Amtrak spokesman Marc Magliari said passenger rail service was the first mass ground transportation to return to the devastated city.

“This helps return the area to some normalcy,” he said. “We’re far from normal here right now. But each step toward normalcy is important.”

Jimmy Elliott, 63, leaned on his cane as he was helped off the train. He was returning from Chicago for the first time since evacuating on Aug. 28.

“There’s no place like home,” he said.

Elliott said he was told his home in the Algiers neighborhood on the city’s West Bank did not sustain much damage, but he still gazed through the train window as it arrived.

“I was trying to see what I was coming home to,” he said.

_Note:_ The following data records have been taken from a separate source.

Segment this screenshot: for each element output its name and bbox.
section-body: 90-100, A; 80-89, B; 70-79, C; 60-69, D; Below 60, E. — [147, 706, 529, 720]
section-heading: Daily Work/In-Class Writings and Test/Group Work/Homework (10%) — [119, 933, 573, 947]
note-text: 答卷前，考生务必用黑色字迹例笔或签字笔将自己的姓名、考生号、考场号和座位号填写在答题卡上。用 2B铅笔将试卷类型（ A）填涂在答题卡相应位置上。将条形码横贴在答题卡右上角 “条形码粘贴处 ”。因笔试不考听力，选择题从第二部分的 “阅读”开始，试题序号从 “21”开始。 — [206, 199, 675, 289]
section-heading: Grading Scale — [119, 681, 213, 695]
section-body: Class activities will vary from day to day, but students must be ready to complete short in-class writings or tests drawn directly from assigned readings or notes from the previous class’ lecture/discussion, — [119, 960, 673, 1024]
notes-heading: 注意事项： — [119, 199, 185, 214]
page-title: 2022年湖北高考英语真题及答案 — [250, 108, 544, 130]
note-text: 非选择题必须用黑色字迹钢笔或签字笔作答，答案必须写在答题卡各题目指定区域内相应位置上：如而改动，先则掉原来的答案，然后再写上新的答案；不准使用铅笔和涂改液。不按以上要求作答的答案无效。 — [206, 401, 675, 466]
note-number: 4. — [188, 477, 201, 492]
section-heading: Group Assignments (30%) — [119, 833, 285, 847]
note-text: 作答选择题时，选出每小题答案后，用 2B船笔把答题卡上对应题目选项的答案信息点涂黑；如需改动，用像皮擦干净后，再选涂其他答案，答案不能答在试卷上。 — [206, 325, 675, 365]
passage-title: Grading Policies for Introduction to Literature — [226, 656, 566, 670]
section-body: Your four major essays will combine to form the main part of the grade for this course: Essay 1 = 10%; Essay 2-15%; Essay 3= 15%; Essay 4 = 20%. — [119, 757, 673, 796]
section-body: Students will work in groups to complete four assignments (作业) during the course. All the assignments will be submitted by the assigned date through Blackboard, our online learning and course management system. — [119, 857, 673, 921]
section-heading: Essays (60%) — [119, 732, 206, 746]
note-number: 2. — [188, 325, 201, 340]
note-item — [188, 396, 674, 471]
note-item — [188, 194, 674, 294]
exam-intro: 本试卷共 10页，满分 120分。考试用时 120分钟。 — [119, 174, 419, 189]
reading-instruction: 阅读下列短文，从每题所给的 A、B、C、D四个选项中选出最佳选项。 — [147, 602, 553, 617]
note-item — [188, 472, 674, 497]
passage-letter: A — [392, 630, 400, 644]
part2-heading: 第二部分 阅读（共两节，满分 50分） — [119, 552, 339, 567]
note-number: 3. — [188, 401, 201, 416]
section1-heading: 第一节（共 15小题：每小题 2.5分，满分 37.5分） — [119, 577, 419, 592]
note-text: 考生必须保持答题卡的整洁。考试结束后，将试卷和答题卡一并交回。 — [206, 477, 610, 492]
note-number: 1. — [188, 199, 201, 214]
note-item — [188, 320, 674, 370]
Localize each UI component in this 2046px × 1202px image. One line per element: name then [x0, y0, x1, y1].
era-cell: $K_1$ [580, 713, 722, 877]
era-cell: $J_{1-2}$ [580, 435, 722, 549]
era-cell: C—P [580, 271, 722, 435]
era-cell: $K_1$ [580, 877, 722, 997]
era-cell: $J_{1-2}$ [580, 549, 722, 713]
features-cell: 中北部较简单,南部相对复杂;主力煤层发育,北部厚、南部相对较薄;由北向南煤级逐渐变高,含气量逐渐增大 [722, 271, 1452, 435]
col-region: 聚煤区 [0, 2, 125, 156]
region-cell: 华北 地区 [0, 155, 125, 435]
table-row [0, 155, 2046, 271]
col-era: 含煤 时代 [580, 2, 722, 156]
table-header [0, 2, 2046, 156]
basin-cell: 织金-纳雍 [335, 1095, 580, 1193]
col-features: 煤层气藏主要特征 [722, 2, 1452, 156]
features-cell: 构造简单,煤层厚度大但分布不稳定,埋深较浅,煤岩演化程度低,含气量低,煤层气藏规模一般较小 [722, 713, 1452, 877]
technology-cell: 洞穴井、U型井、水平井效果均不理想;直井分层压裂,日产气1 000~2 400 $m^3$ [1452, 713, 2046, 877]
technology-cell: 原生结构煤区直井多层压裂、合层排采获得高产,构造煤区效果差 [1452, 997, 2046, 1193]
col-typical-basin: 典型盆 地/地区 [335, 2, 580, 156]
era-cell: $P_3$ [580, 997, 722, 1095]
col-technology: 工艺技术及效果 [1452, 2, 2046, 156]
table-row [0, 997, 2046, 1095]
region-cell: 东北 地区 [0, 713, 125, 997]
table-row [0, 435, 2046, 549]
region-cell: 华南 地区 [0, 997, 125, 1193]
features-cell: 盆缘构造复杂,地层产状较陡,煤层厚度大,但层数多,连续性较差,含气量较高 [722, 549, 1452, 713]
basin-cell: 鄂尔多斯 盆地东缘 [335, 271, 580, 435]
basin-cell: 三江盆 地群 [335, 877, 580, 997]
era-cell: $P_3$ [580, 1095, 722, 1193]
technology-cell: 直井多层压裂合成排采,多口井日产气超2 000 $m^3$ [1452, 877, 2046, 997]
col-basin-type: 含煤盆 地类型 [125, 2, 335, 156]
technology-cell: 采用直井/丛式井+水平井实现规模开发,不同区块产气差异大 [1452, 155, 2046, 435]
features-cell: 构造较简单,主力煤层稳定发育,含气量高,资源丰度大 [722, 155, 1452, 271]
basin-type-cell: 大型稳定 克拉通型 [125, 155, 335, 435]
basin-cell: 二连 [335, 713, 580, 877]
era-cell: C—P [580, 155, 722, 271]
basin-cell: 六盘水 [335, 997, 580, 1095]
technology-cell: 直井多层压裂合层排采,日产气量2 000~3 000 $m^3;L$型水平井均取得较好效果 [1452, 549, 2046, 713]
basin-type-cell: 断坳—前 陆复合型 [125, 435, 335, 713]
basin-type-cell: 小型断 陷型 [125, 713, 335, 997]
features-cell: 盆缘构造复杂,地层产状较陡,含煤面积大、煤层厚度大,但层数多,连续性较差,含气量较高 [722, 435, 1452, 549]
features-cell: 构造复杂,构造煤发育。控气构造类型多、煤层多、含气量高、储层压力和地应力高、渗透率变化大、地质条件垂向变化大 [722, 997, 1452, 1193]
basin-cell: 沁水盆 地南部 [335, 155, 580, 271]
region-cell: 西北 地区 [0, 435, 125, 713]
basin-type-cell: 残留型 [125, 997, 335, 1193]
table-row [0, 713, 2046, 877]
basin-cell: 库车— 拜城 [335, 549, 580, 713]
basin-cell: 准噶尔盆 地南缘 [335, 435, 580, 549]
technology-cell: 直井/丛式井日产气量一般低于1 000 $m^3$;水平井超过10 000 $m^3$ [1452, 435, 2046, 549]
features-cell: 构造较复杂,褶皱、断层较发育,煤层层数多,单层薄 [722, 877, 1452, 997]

Michael Anderson, 21, a senior airman in the Air Force, was visiting from Minot Air Force Base in North Dakota, after returning from a four-month tour in Iraq.

He first tried to get a flight, but an early winter storm that dumped heavy snow across the northern Plains canceled those plans, forcing him to get on a train to Chicago to catch the City of New Orleans.

Waiting for him were his 15-year-old brother, 12-year-old sister and mother, Paulette Anderson, who cried as they embraced.

“I’m so happy he’s home,” she said. “It’s a good day.”

Another train, the Crescent from New York, was expected to arrive later Saturday. It will also be the first train to depart New Orleans on Sunday en route to Meridian, Miss., Birmingham, Ala., Atlanta and other stops on the way back to New York.